The current proposed regulations does not single out any religion or ethnicity, and if adopted, would apply to both Jewish and Palestinian terrorists. The Israeli definition of "terrorism" however, is rather broad and includes, for instance, knife attacks on military personnel, which are often committed by teenagers. In August 2016, Israeli lawmakers approved the so-called Youth Bill, legalizing the imprisonment of Palestinian minors as young as 12, should they be are suspected of grave crimes, such as acts of terrorism against the state of Israel. While the draft law still has to pass through three more readings, the age of the "terrorists" has not yet been discussed.
Fierce debates Wednesday, however, raged around the ethical application of the death penalty and its compatibility with Judaism. While Judaism allows for capital punishment, Talmudic law as followed by ultra-Orthodox members of the Jewish community argues that the death penalty ceased with the destruction of the Second Temple in 70 CE. Following their religious conviction, members of the ultra-Orthodox United Torah Judaism party walked out before the vote to consult with rabbis on the issue.

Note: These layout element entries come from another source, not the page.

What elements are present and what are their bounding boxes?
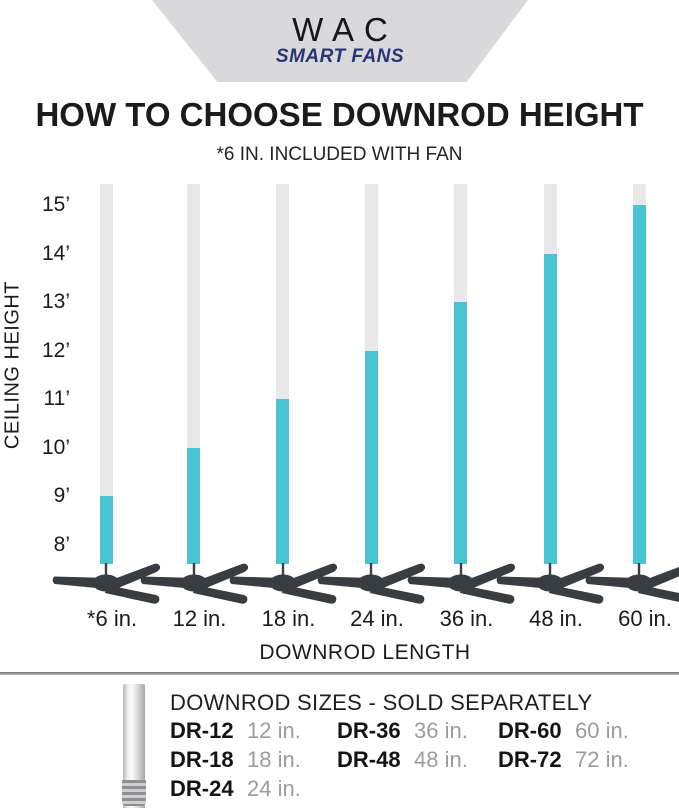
ceiling-fan-icon bbox=[139, 563, 259, 609]
size-column: DR-60 60 in. DR-72 72 in. bbox=[498, 718, 629, 776]
brand-logo: WAC bbox=[292, 11, 398, 48]
size-code: DR-24 bbox=[170, 776, 234, 801]
downrod-bar-teal bbox=[543, 253, 557, 564]
footer-heading: DOWNROD SIZES - SOLD SEPARATELY bbox=[170, 690, 593, 715]
size-row: DR-36 36 in. bbox=[337, 718, 468, 747]
downrod-bar-gray bbox=[364, 184, 378, 351]
size-column: DR-12 12 in. DR-18 18 in. DR-24 24 in. bbox=[170, 718, 301, 805]
ceiling-fan-icon bbox=[584, 563, 679, 609]
downrod-bar-gray bbox=[454, 184, 467, 303]
size-value: 24 in. bbox=[247, 776, 301, 801]
page-subtitle: *6 IN. INCLUDED WITH FAN bbox=[216, 144, 463, 165]
downrod-bar-teal bbox=[364, 350, 378, 564]
size-code: DR-18 bbox=[170, 747, 234, 772]
fan-svg bbox=[317, 563, 426, 604]
downrod-bar-gray bbox=[632, 184, 646, 205]
size-code: DR-72 bbox=[498, 747, 562, 772]
size-row: DR-60 60 in. bbox=[498, 718, 629, 747]
size-row: DR-24 24 in. bbox=[170, 776, 301, 805]
y-axis-title: CEILING HEIGHT bbox=[1, 280, 24, 450]
x-axis-title: DOWNROD LENGTH bbox=[259, 641, 471, 664]
ceiling-fan-icon bbox=[406, 563, 526, 609]
size-value: 18 in. bbox=[247, 747, 301, 772]
size-column: DR-36 36 in. DR-48 48 in. bbox=[337, 718, 468, 776]
size-code: DR-48 bbox=[337, 747, 401, 772]
y-tick-label: 11’ bbox=[43, 387, 70, 411]
fan-svg bbox=[496, 563, 605, 604]
downrod-bar-teal bbox=[632, 205, 646, 564]
downrod-bar-gray bbox=[99, 184, 113, 497]
x-tick-label: *6 in. bbox=[86, 606, 138, 631]
y-tick-label: 12’ bbox=[41, 338, 70, 362]
downrod-photo bbox=[122, 684, 146, 808]
size-code: DR-60 bbox=[498, 718, 562, 743]
downrod-bar-teal bbox=[276, 399, 289, 564]
size-row: DR-12 12 in. bbox=[170, 718, 301, 747]
size-value: 36 in. bbox=[414, 718, 468, 743]
x-tick-label: 36 in. bbox=[439, 606, 494, 631]
downrod-bar-teal bbox=[99, 496, 113, 564]
y-tick-label: 13’ bbox=[41, 290, 70, 314]
page-title: HOW TO CHOOSE DOWNROD HEIGHT bbox=[35, 96, 644, 133]
ceiling-fan-icon bbox=[51, 563, 171, 609]
downrod-bar-teal bbox=[454, 302, 467, 564]
downrod-bar-gray bbox=[543, 184, 557, 254]
size-value: 12 in. bbox=[247, 718, 301, 743]
fan-svg bbox=[52, 563, 161, 604]
x-tick-label: 12 in. bbox=[172, 606, 227, 631]
fan-svg bbox=[407, 563, 515, 604]
x-tick-label: 18 in. bbox=[261, 606, 316, 631]
size-row: DR-18 18 in. bbox=[170, 747, 301, 776]
downrod-thread bbox=[122, 780, 146, 806]
brand-banner: WAC SMART FANS bbox=[152, 0, 528, 82]
fan-svg bbox=[585, 563, 679, 602]
x-tick-label: 60 in. bbox=[618, 606, 672, 631]
y-tick-label: 8’ bbox=[53, 533, 70, 556]
y-tick-label: 9’ bbox=[53, 484, 70, 508]
size-row: DR-48 48 in. bbox=[337, 747, 468, 776]
divider-line bbox=[0, 672, 679, 675]
fan-svg bbox=[140, 563, 248, 604]
size-value: 72 in. bbox=[575, 747, 629, 772]
downrod-bar-gray bbox=[187, 184, 200, 448]
ceiling-fan-icon bbox=[228, 563, 348, 609]
downrod-bar-teal bbox=[187, 447, 200, 564]
size-value: 48 in. bbox=[414, 747, 468, 772]
y-tick-label: 10’ bbox=[41, 435, 70, 459]
x-tick-label: 24 in. bbox=[350, 606, 404, 631]
size-row: DR-72 72 in. bbox=[498, 747, 629, 776]
brand-tagline: SMART FANS bbox=[275, 46, 405, 67]
ceiling-fan-icon bbox=[316, 563, 436, 609]
downrod-bar-gray bbox=[276, 184, 289, 400]
x-tick-label: 48 in. bbox=[529, 606, 583, 631]
ceiling-fan-icon bbox=[495, 563, 615, 609]
size-value: 60 in. bbox=[575, 718, 629, 743]
y-tick-label: 14’ bbox=[41, 241, 70, 265]
size-code: DR-36 bbox=[337, 718, 401, 743]
fan-svg bbox=[229, 563, 337, 604]
size-code: DR-12 bbox=[170, 718, 234, 743]
y-tick-label: 15’ bbox=[41, 193, 70, 216]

Netanyahu voiced support for the bill, despite the fact that previous Israeli governments, including those headed by him, have rejected all prior death penalty initiatives. "There are extreme cases, where people commit terrible crimes and don’t deserve to live,” the PM argued. “We’re changing the law for these situations.”
Netanyahu's stance was supported by MK Yisrael Beytenu who proposed the bill. He said, “When terrorists sitting in Israeli prisons end up going free [in prisoner exchanges], I think the most moral thing is for [terrorists] to get the death penalty.”
Others, however, voiced strong opposition to the proposed capital punishment legislation. “The death penalty will not contribute anything to the war on terrorism," said MK Eyal Ben-Reuven. "The opposite is true. Instead of deterring, it will strengthen the terrorists, who will turn into shaheeds [Arabic for martyr]. Israel has proven abilities to deal with terrorism without giving up on the strength in our values and without using our enemies’ methods.”
Opposition lawmaker Tzipi Livni called the bill "reckless, 100 percent politics," adding, that "The defense establishment opposes the death penalty." Just prior to the vote, the head of Israel's internal security service (Shin Bet) Nadav Argaman also voiced strong opposition, noting that the "terrorist death penalty law will lead to wave of kidnappings" of Jews around the world to force Israelis to release convicted Palestinian prisoners before they are executed.
The death penalty is incompatible with human dignity. It constitutes inhuman & degrading treatment, does not have any proven deterrent effect & allows judicial errors to become irreversible & fatal.— EU in Israel (@EUinIsrael) January 3, 2018
Wednesday's vote was already slammed by the European Union’s ambassador to Israel. “The death penalty is incompatible with human dignity. It constitutes inhuman and degrading treatment, does not have any proven deterrent effect and allows judicial errors to become irreversible & fatal,” the EU mission said on Twitter.
In August, a poll published by the Jerusalem-based Israel Democracy Institute found that 70 percent of Israeli Jews “strongly” or “moderately” supported the death penalty.